After Reed's tech got the recording started, the tech left. At some point after the first disc was recorded, the CD burner failed, and the subsequent seven hours of recordings were lost. Reed said that he'd encountered such problems in the past, but didn't tell CDHS. He also said that these problems were usually due to "user error" — though he stopped short of blaming CDHS for the snafu.

CDHS declined to verify any of these details, and simply echoed Reed's letter in blaming the equipment.

If Reed's observation holds true for CDHS, it's a blow for both the schlubs at the State Health Department and the public. Because CDHS was either too damn cheap or didn't have the money to hire Reed's tech, Willits residents who couldn't make the trek to San Francisco in March never had a chance to hear what was actually said at the meeting.

The City contends that the panel decided medical monitoring would be a waste of time, while Dr. Robert Harrison, the UCSF professor who chaired the meeting, said that medical monitoring — as well as evaluation and education — need to be considered. Either way, the City didn't wait for the panel's report, which will be released in the fall, before taking the deal.

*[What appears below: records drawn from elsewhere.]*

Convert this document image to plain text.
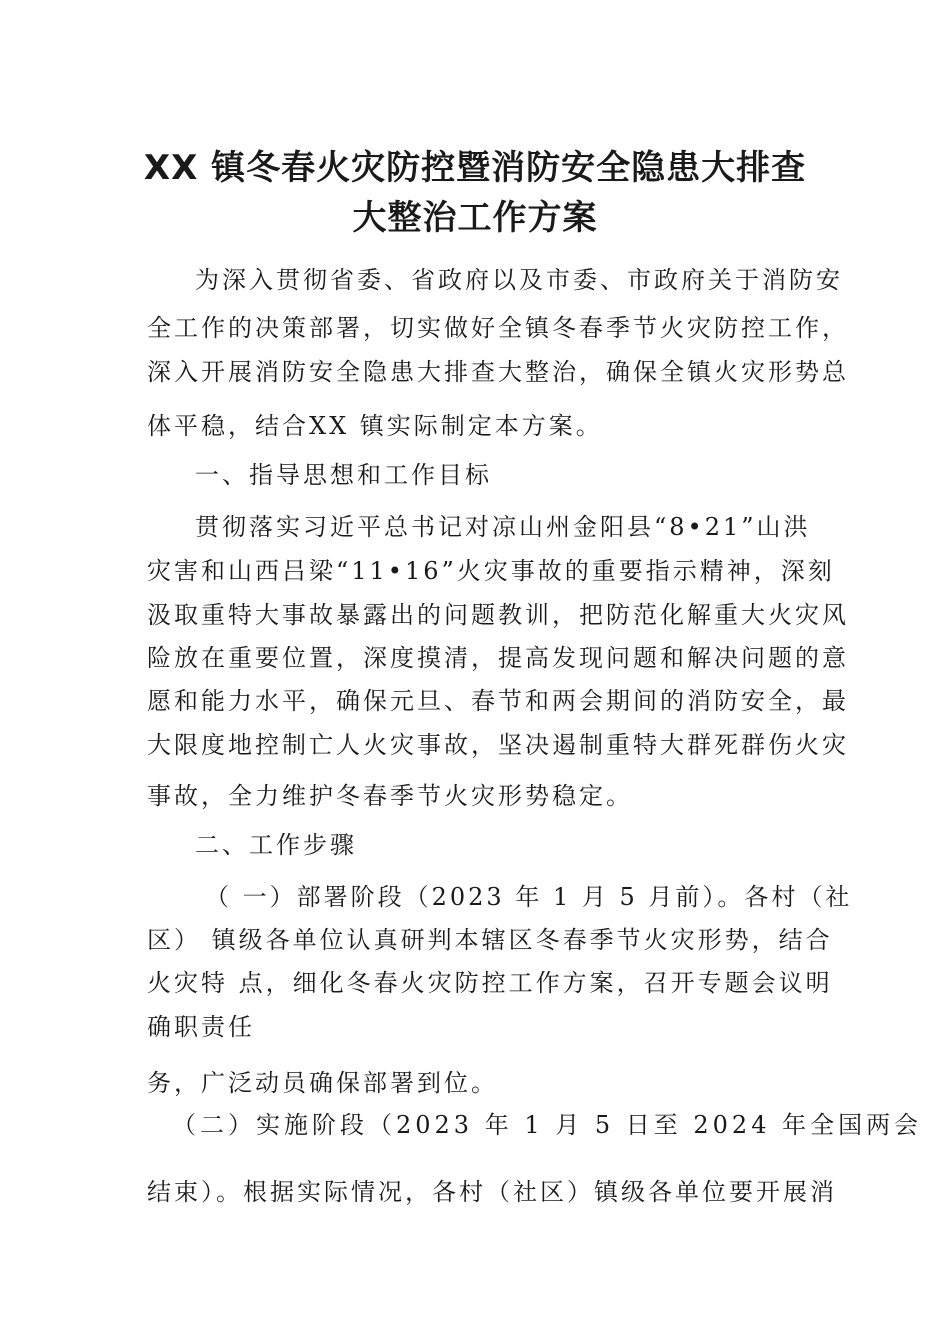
XX 镇冬春火灾防控暨消防安全隐患大排查
大整治工作方案
为深入贯彻省委、省政府以及市委、市政府关于消防安
全工作的决策部署，切实做好全镇冬春季节火灾防控工作，
深入开展消防安全隐患大排查大整治，确保全镇火灾形势总
体平稳，结合XX 镇实际制定本方案。
一、指导思想和工作目标
贯彻落实习近平总书记对凉山州金阳县“8•21”山洪
灾害和山西吕梁“11•16”火灾事故的重要指示精神，深刻
汲取重特大事故暴露出的问题教训，把防范化解重大火灾风
险放在重要位置，深度摸清，提高发现问题和解决问题的意
愿和能力水平，确保元旦、春节和两会期间的消防安全，最
大限度地控制亡人火灾事故，坚决遏制重特大群死群伤火灾
事故，全力维护冬春季节火灾形势稳定。
二、工作步骤
（ 一）部署阶段（2023 年 1 月 5 月前）。各村（社
区） 镇级各单位认真研判本辖区冬春季节火灾形势，结合
火灾特 点，细化冬春火灾防控工作方案，召开专题会议明
确职责任
务，广泛动员确保部署到位。
（二）实施阶段（2023 年 1 月 5 日至 2024 年全国两会
结束）。根据实际情况，各村（社区）镇级各单位要开展消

Without the recording, the meeting's details are nearly lost — except for the 30 massive flip charts housed three hours south of Willits in CDHS's three-story, prison-like headquarters in Richmond. Many of these charts — which consist of notes recorded at the meeting — are nearly unintelligible, and the purple, brown and red magic marker chicken scratch doesn't make much sense without the audio. There are occasional moments of clarity, such as one doctor's assertion that "something bad happened" (presumably in Willits), or another's revelation that, "for legal reasons, we are not evaluating."

Many of the notes are questions, such as: "Is hex chr. dust still present in houses? Thinks this is still unanswered." Others sound like wishful thinking. "Need capability to do broader eval. and education," says one. "Provide service with notification... great value to be able to go to clinic/specialty consultant plus general medicine," says another.

This is largely the tone of the notes. There are more questions than answers, more confusion than insight, and Dr. Harrison's observations seem more on point than the City's.

Either way, the public took another blow when the Willits City Council decided to fast track the $4 million deal. Pepsi probably would have squashed the offer, but the Council should have showed some backbone. They should have told the folks at Latham and Watkins that they would just have to wait until the report was released before considering the offer.

They didn't, of course, and all the citizens of Willits have to show for it is 30 pages of chicken scratch and two dimwitted decisions.